In that regard, I’m impressed with an Oct. 25 column by Star Parker, a conservative African American, on school choice and the so-called Blaine Amendment — a failed federal attempt in the late 1800s to discriminate against Catholics.
As Ms. Parker points out, 28 States have language similar to the Blaine Amendment in their respective constitutions. Ironically, Article 3, the so-called “compelled support clause” of Vermont’s constitution, has often been cited to prohibit parental use of a publicly funded voucher to attend a parochial school, despite the 2002 U.S. Supreme Court decision in Zelman v. Simmons-Harris that found parental use of publicly funded vouchers for religious schools does not violate the First Amendment.

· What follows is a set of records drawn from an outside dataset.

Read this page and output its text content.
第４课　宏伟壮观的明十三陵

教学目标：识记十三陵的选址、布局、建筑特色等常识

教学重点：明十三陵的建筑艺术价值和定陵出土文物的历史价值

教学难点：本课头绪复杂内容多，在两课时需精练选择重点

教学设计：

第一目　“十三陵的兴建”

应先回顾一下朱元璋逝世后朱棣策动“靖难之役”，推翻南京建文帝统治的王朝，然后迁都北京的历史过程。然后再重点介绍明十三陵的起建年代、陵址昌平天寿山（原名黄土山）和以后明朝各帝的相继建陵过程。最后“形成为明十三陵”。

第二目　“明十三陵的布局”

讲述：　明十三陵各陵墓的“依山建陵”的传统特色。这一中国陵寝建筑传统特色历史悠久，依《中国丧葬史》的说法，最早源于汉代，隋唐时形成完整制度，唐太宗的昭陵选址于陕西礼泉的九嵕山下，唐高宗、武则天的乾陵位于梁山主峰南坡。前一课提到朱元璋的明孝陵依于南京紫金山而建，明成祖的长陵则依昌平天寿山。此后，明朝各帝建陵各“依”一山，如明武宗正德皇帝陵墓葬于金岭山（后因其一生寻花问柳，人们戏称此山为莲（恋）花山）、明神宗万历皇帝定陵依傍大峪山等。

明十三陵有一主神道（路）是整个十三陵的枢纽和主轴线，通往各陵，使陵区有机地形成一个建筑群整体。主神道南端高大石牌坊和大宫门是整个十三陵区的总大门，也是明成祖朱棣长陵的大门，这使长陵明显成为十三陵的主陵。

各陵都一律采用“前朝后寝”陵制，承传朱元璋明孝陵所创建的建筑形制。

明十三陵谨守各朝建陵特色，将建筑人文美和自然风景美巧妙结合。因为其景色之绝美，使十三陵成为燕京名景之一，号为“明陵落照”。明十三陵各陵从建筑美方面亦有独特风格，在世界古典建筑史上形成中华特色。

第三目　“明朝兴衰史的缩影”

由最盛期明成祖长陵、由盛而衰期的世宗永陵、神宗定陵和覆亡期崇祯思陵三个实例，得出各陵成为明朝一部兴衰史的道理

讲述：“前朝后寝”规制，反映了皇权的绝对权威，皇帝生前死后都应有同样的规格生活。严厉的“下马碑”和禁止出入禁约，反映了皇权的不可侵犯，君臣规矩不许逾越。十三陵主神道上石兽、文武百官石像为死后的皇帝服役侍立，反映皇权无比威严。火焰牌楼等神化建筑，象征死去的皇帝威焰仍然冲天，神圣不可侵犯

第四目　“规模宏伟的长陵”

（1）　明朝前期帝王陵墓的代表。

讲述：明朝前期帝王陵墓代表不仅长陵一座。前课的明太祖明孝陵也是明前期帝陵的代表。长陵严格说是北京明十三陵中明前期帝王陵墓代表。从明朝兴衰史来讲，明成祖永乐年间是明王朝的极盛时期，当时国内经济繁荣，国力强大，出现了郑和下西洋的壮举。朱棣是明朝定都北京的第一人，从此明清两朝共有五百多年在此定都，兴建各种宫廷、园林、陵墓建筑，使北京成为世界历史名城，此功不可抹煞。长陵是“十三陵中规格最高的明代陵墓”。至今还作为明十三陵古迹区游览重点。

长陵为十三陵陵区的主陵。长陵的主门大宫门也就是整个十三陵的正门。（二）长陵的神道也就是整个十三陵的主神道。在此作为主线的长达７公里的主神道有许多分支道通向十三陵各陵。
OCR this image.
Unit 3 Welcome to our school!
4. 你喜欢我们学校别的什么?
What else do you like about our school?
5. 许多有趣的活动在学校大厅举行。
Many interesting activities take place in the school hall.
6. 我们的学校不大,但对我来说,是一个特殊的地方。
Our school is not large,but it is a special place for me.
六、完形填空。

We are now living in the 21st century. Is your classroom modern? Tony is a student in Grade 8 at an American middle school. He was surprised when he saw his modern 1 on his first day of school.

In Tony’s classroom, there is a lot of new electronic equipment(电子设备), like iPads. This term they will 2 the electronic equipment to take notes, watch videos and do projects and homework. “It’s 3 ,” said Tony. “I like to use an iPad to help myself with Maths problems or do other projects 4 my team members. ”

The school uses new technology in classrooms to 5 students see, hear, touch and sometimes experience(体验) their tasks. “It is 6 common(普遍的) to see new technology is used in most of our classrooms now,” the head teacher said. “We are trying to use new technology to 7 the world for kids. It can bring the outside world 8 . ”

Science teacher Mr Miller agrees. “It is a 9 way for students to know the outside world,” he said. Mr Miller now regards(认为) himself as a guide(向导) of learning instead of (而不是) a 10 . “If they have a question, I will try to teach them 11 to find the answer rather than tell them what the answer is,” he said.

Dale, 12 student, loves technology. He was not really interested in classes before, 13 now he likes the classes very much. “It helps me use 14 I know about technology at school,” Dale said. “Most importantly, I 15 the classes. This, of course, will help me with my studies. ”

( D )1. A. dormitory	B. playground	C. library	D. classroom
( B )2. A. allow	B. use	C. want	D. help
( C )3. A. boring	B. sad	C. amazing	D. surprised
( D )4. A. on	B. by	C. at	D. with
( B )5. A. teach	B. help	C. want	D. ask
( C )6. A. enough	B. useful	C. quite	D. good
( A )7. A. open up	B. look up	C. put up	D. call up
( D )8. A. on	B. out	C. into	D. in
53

Vermont and Maine have operated some the nation’s oldest and most radical school choice programs since the late 1860s, when free public schooling was extended into the high school years.
On March 20, 2003, in Genier v. McNulty, a federal district court action representing residents of two tuitioning towns, Rutland Town and Middletown Springs, the Institute for Justice asserted that “Vermont’s prohibitions of school choice have violated their federal constitutional rights to free speech, free exercise of religion, and equal protection of the laws as well as the Establishment Clause.”
Across Vermont and Maine, about half of the school districts use “tuitioning” for their high school students. Such districts, instead of operating a public school, pay tuition to private, independent, or neighboring public schools on behalf of parents who choose which schools they want their child to attend.
I’ve not been able to find out where the Institute for Justice lawsuit stands, and recall that it may have been dropped on a technicality. However, Vermont businessman H. Brooke Paige recently initiated a similar lawsuit that should be closely followed.
Nevertheless, Act 46 consolidation is designed to enhance the education monopoly’s control of all Vermont education spending on behalf of the special interest groups that have a stranglehold on the state’s legislature, administration and political appointees.
Jay Eshelman is a former school board director and business owner living in Vermont.